Robin se inclinó hacia adelante y bajó la voz.

– ¿Podrías prestarme una libra? Te la devolveré, por supuesto.

– Claro.

John sonrió. Al menos, algunas cosas no habían cambiado. Había empezado años antes, con seis peniques en el patio del colegio, y había terminado con un billete de diez libras el Día del Discurso. Ahora, necesitaba una libra. John solo podía estar seguro de una cosa: Robin jamás le devolvería ni un penique. Al fin y al cabo, no pasaría mucho tiempo antes de que los papeles se invirtieran. John sacó su cartera, que contenía dos billetes de una libra y un billete de tren de vuelta a Manchester. Extrajo uno de los billetes y se lo dio a Robin.

John iba a hacerle una pregunta acerca de otro cuadro (un óleo titulado Barrabás en el infierno), pero su hermano ya había dado media vuelta para reunirse con su madre y el cortejo de adoradores.

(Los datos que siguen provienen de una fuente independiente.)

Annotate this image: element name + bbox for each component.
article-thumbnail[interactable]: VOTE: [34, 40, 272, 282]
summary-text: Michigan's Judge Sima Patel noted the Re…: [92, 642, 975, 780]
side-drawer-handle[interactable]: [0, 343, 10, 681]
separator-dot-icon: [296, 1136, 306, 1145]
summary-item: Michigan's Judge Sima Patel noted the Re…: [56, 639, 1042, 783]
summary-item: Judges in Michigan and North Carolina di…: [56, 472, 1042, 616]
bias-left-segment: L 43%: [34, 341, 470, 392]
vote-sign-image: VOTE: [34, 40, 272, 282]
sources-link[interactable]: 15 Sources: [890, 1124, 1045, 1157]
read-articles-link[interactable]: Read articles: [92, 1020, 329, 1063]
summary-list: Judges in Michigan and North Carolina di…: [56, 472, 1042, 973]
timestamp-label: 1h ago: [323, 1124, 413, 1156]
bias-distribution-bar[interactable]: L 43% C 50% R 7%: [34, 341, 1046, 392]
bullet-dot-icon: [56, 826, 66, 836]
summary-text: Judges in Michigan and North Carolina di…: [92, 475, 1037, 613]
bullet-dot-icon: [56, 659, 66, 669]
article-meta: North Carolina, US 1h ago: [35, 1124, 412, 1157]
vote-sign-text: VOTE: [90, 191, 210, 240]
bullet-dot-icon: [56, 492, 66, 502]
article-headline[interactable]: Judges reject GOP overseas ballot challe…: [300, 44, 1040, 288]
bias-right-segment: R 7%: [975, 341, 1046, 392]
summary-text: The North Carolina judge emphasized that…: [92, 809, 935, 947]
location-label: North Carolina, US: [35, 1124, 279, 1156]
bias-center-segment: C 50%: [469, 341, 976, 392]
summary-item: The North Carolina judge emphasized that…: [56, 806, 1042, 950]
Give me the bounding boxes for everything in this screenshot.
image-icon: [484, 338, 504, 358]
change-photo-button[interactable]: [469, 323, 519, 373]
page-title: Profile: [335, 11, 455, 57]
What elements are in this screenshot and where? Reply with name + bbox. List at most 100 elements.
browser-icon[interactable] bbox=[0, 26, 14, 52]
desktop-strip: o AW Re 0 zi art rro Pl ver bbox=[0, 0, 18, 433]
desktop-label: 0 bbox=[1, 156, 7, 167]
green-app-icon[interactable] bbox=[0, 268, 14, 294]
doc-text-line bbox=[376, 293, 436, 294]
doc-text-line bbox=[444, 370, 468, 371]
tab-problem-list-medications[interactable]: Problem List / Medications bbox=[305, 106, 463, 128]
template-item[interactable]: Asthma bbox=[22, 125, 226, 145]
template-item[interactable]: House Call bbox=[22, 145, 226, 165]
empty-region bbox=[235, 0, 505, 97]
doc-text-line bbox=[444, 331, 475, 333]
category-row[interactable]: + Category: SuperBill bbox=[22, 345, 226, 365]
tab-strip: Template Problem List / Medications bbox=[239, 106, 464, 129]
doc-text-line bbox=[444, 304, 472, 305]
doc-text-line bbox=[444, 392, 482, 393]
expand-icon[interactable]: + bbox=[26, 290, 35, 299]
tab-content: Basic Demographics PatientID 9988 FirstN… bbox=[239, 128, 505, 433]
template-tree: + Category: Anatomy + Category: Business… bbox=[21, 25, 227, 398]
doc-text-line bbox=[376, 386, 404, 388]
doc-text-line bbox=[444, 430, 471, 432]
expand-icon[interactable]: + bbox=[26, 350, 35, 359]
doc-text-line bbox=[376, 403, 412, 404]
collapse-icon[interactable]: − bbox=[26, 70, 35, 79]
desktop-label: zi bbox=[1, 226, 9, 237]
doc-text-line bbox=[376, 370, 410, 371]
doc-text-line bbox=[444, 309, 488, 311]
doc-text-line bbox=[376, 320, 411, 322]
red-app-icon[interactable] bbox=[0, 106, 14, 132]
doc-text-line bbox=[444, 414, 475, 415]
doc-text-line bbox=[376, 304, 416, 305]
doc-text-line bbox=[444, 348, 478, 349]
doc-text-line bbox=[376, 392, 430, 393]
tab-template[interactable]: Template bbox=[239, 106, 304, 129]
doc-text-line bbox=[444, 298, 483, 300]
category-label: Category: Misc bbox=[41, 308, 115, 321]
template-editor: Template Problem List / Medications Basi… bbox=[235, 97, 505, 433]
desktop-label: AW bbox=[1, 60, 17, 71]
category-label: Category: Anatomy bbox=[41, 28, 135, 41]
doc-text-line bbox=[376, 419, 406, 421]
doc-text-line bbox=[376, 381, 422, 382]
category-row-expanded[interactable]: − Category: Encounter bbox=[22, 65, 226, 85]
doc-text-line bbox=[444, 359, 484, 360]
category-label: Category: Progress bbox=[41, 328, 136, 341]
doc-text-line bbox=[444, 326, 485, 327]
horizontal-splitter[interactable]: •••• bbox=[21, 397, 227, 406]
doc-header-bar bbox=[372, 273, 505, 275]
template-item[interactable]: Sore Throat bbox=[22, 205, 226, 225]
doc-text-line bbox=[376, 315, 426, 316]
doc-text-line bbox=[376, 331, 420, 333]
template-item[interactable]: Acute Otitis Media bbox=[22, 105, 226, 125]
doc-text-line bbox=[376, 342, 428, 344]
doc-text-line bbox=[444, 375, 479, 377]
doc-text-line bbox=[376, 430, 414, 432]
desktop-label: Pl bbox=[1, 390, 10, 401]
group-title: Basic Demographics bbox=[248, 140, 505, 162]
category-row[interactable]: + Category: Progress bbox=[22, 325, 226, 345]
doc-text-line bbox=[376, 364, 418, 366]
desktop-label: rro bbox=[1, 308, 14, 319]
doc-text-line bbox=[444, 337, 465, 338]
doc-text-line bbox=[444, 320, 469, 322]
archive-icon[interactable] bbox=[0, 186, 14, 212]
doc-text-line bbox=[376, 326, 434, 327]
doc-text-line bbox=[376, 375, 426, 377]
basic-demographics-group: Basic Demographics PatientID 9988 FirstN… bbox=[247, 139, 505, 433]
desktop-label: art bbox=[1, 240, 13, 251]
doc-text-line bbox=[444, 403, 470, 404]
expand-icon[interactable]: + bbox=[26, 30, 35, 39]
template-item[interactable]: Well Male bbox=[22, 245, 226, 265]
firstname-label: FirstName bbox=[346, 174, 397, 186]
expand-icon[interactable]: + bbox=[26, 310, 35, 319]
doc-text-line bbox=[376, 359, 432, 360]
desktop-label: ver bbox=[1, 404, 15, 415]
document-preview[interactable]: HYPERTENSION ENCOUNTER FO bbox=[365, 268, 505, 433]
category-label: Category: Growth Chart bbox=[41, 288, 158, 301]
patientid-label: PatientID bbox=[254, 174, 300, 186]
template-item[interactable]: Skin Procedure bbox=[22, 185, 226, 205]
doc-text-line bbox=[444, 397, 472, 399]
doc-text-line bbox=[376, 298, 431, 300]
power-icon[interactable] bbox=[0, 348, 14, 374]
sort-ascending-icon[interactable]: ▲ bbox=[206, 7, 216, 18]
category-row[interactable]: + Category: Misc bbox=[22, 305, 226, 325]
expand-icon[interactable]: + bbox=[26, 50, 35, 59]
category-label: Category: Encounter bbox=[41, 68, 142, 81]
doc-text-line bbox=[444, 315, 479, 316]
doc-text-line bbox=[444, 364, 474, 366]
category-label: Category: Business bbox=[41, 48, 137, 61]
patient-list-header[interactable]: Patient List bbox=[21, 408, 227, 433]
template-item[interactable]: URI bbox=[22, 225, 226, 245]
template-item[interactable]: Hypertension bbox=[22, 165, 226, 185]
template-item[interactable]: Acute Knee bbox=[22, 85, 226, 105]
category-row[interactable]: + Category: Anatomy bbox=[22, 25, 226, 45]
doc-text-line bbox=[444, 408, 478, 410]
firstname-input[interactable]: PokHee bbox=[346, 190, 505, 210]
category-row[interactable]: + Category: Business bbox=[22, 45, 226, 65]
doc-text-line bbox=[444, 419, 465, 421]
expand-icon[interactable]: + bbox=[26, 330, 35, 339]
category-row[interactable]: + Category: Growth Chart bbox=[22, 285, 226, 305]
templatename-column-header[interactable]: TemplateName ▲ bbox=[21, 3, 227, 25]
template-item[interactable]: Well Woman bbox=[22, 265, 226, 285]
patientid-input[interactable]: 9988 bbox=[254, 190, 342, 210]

Cuando John dejó la Universidad de Manchester, le ofrecieron enseguida pasar un período de prácticas en Reynolds and Company, en un momento en que Robin se había trasladado a Chelsea. Se había mudado a un conjunto de habitaciones que su madre describía como pequeño, pero en la parte más de moda en la ciudad. No añadía que debía compartirlo con otros cinco estudiantes.

– ¿Y John? -preguntó Miriam.

– Trabaja para una empresa de Birmingham que fabrica ruedas, o eso me parece, al menos -dijo.

John buscó un piso en las afueras de Solihull, en una zona de la ciudad muy poco de moda. Estaba bien situado, cerca de una fábrica en la que debía fichar a las ocho de la mañana de lunes a sábado, mientras continuara de prácticas.

John no se molestó en precisar a su madre los detalles de lo que hacía Reynolds and Company, pues fabricar ruedas para la cercana planta de automóviles de Longbridge no tenía el mismo prestigio que ser un artista de avant garde residente en el bohemio Chelsea.

Si bien John vio poco a su hermano durante el tiempo que Robin pasó en la Slade, siempre viajaba a Londres para ver las exposiciones de fin de curso.

Durante el primer curso, los estudiantes eran invitados a exponer dos de sus obras, y John admitió, solo para sí, que en lo tocante a los esfuerzos de su hermano, no le interesaba ninguna de ambas. Eso sí, aceptaba que no sabía nada de arte. Cuando dio la impresión de que las críticas coincidían con la opinión de John, su madre explicó que Robin se había adelantado a su tiempo, y le aseguró que no pasaría mucho tiempo antes de que el resto del mundo llegara a la misma conclusión. También indicó que las dos obras se habían vendido el día de la inauguración, e insinuó que se las había quedado un coleccionista muy famoso, que reconocía un nuevo talento en cuanto lo veía.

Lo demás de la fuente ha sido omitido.